By contrast, NEON for example in the M1 has 128-bit vectors. Its "4 vector units" (even if they can actually execute all instructions concurrently, which is not clear to me and unlikely - Intel can also only execute some instructions on certain ports) are definitely not as good as actual 512 bit vectors, because partitioning only has a left and right side, and we don't have enough ILP for each of those to keep 2 vector units busy. Hence NEON reaches 11 GB/s partition throughput. It would seem like this matches Skylake, but no: once a subarray fits into cache, Skylake is freed from the memory bottleneck and is at least twice as fast there (which is a sizable fraction of the total sort time).

Does this help explain the results?

> The test set they used could also fully fit into the L2 cache.

This seems unlikely because we're sorting 8 MB and my understanding is that cores (unless L2==LLC) generally have private, partitioned L2 caches, so 3 MB in the case of M1. Is that incorrect?

> (even if they can actually execute all instructions concurrently, which is not clear to me and unlikely - Intel can also only execute some instructions on certain ports)

It's pretty symmetrical, moreso than Cortex-X2's 4 pipelines; there's analysis that on M1 only some floating point and crypto instructions can't execute on all 4 pipelines. [1] (TP in that table is inverse throughput)

Which means that, for example, byte permutes from tables 256b or less can actually achieve the same throughput on M1 as with Intel's AVX-512, since M1 can sustain 4x 2-register TBL per cycle. And doing the exact equivalent of a 512b vpermb (3 cycle latency, 1/cycle throughput) can be done with 5 cycles latency and 0.33/cycle throughput on M1, via 4x 4-register TBL.

Well, a vpermd in NEON would need an extra MLA to convert indexes, and vpermi2* equivalents fall off a cliff. And Intel still has p01 free, and COMPACT is SVE. But in general, a lot of the parallelism that enables AVX-512 implementations will convert directly into ILP across 128b vectors.

> This seems unlikely because we're sorting 8 MB and my understanding is that cores (unless L2==LLC) generally have private, partitioned L2 caches, so 3 MB in the case of M1. Is that incorrect?

Anandtech [2] measured the same L2 latency up to about 8MB single-core, so regardless of the details, 8MB is a pretty significant cliff on M1. Regardless, RAM bandwidth is ~60GB/s, and unlike Intel, can be just about saturated by a single core.

[1] https://dougallj.github.io/applecpu/firestorm-simd.html

[2] https://www.anandtech.com/show/16252/mac-mini-apple-m1-teste...

Thanks for the instruction table, hadn't seen that yet. That is indeed remarkably symmetrical! It does reinforce the "half of AVX-512" result - we sustain ipc=2 on Skylake (with 512-bit) and it looks like M1 would sustain 4 (x128 bit).

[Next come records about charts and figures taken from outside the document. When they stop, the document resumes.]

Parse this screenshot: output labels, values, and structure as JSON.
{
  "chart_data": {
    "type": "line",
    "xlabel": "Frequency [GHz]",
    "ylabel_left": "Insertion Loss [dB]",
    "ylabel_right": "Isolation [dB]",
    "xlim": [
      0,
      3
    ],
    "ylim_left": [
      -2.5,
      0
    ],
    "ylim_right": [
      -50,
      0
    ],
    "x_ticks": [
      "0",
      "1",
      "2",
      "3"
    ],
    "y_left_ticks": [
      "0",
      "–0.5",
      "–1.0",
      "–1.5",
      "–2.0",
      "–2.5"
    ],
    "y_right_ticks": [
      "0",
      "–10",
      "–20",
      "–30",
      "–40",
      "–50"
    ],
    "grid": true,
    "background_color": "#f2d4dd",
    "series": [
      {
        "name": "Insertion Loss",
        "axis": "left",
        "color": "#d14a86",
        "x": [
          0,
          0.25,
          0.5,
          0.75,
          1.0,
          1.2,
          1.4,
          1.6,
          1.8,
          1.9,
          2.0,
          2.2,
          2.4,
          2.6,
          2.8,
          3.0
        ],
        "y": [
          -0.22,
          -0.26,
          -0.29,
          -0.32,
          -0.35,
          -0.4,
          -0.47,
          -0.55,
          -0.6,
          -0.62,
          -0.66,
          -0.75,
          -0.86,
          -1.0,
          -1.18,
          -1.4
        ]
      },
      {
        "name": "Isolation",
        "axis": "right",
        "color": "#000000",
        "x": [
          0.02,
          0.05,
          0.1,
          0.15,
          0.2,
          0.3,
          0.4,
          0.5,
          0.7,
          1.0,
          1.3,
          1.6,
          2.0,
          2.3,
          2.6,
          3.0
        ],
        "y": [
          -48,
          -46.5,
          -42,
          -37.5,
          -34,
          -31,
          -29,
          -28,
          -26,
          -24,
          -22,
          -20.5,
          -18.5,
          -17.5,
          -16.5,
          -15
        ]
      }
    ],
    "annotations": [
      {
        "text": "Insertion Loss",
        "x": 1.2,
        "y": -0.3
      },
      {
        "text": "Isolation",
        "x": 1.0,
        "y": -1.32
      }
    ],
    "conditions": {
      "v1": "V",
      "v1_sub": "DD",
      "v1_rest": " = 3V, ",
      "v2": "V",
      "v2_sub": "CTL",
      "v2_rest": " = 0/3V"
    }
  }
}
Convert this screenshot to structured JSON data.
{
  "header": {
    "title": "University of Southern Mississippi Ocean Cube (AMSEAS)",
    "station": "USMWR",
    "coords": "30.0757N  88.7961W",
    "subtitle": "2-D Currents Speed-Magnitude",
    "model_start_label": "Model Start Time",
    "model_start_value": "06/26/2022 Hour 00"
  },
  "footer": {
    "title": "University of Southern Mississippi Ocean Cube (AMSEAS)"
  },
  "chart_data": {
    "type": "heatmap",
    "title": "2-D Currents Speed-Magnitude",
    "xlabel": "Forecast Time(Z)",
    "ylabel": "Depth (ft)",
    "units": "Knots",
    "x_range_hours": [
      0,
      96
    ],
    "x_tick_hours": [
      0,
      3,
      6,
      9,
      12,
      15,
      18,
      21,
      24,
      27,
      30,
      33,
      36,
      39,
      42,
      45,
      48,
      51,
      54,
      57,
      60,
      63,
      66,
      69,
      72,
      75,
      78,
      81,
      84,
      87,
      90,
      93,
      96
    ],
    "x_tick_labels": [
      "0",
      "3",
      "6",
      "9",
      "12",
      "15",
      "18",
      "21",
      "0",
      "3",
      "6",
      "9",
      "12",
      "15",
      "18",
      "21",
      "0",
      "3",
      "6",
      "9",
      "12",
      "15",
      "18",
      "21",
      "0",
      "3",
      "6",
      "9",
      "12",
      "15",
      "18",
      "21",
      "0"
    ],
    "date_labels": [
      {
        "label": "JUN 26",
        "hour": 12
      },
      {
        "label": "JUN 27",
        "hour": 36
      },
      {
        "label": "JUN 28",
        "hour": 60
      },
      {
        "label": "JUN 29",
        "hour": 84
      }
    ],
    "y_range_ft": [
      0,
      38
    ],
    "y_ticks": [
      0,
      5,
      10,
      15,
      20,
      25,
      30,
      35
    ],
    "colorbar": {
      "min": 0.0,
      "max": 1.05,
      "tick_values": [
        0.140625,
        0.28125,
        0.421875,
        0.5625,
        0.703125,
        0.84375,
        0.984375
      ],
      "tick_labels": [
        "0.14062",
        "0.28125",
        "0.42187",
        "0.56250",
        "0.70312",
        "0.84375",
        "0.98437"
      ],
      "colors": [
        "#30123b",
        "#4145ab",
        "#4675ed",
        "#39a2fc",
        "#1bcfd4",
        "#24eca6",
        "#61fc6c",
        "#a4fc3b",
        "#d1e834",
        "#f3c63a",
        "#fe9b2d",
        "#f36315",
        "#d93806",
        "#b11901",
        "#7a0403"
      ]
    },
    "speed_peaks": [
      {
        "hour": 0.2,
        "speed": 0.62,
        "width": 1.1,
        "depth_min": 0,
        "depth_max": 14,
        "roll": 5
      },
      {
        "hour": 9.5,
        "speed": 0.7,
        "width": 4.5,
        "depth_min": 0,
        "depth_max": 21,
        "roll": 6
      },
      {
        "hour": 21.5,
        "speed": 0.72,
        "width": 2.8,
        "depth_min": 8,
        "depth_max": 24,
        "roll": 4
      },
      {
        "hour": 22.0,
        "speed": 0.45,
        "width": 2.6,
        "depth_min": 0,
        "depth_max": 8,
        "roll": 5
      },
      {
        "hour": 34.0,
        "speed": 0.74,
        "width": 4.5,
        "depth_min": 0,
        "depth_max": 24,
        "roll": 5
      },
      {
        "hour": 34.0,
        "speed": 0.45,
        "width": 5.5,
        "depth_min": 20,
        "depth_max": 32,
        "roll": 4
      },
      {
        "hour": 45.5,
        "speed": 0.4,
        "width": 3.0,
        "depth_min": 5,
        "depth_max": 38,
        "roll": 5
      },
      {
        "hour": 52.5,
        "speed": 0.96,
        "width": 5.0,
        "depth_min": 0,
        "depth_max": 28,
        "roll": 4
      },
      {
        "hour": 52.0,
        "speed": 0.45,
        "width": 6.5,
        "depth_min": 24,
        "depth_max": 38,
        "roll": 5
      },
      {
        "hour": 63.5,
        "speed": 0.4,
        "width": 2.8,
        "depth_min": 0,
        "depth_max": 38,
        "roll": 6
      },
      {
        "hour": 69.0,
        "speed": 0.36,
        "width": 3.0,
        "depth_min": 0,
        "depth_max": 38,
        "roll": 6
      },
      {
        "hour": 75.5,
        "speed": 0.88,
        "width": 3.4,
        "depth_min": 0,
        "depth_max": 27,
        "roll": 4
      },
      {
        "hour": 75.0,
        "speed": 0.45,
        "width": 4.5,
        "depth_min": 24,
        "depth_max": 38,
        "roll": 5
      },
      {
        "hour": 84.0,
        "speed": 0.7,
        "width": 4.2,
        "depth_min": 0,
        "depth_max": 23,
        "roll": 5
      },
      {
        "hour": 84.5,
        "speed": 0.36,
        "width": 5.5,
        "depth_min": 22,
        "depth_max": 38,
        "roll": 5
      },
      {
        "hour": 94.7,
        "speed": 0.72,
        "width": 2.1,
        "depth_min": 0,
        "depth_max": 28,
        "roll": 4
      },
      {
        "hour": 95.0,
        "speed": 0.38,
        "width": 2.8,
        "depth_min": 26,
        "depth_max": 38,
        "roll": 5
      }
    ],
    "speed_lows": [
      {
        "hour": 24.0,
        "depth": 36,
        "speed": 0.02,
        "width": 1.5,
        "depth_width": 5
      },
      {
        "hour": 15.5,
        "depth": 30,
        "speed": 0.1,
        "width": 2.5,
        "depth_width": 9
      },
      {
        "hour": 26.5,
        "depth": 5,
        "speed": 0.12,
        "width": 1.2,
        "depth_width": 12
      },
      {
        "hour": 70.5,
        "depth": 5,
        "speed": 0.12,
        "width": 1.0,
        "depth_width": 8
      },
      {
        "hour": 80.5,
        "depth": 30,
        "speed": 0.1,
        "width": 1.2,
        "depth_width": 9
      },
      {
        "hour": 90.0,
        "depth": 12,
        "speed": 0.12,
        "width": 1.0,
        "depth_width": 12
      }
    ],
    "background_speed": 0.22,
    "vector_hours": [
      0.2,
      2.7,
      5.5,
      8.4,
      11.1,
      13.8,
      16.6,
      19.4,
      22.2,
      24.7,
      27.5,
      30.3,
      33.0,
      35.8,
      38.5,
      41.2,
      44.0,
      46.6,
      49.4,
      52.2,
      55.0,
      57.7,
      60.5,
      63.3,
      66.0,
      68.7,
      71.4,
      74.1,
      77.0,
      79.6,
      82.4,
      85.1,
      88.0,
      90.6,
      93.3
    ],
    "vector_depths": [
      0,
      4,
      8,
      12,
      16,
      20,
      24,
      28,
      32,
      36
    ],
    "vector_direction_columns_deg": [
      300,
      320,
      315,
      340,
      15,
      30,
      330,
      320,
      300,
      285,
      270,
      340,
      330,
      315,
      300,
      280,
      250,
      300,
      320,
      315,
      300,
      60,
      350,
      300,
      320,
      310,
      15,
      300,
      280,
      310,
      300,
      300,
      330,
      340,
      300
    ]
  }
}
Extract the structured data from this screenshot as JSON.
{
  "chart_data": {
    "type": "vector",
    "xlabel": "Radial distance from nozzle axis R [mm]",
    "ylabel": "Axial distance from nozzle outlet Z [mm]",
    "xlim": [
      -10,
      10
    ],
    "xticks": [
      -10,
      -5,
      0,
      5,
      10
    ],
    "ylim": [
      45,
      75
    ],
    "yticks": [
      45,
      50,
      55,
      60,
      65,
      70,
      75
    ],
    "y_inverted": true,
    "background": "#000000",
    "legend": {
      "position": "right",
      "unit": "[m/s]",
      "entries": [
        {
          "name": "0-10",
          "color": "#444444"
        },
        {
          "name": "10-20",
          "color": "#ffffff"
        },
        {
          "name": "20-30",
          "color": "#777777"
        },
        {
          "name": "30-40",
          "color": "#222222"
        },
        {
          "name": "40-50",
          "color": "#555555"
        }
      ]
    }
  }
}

huh, that's surprising, that plot indeed looks like a core might be grabbing more than 'its share' of L2, though not all. The 'full random' curve starts creeping up after ~3MB as expected, so the situation seems to be even more complex than "use up to 8MB".

For completeness I'll also measure for 100M elements single core, though on M1 that wouldn't make a difference because as you say, a single core can drive a lot of memory bandwidth, enough that NEON becomes the bottleneck.

If something is bound by memory/cache bandwidth, then increasing ALU width wouldn't help in the first place.
This is an interesting question. Has there been much uptake of such accelerators/coprocessors? One concern is that by the time the HW is ready, SW wants to do something different, perhaps fusing some other step with the sort. Another is deployability: everyone has SIMD/vectors on board, but even GPUs aren't quite everywhere nor so easy to scale out.

Also, there are now several RISC-V CPUs with 512-bit vectors, and it seems fair to call them little cores especially compared to x86 and M1/M2. Perhaps 512-bit is more feasible (and sensible) than is widely believed?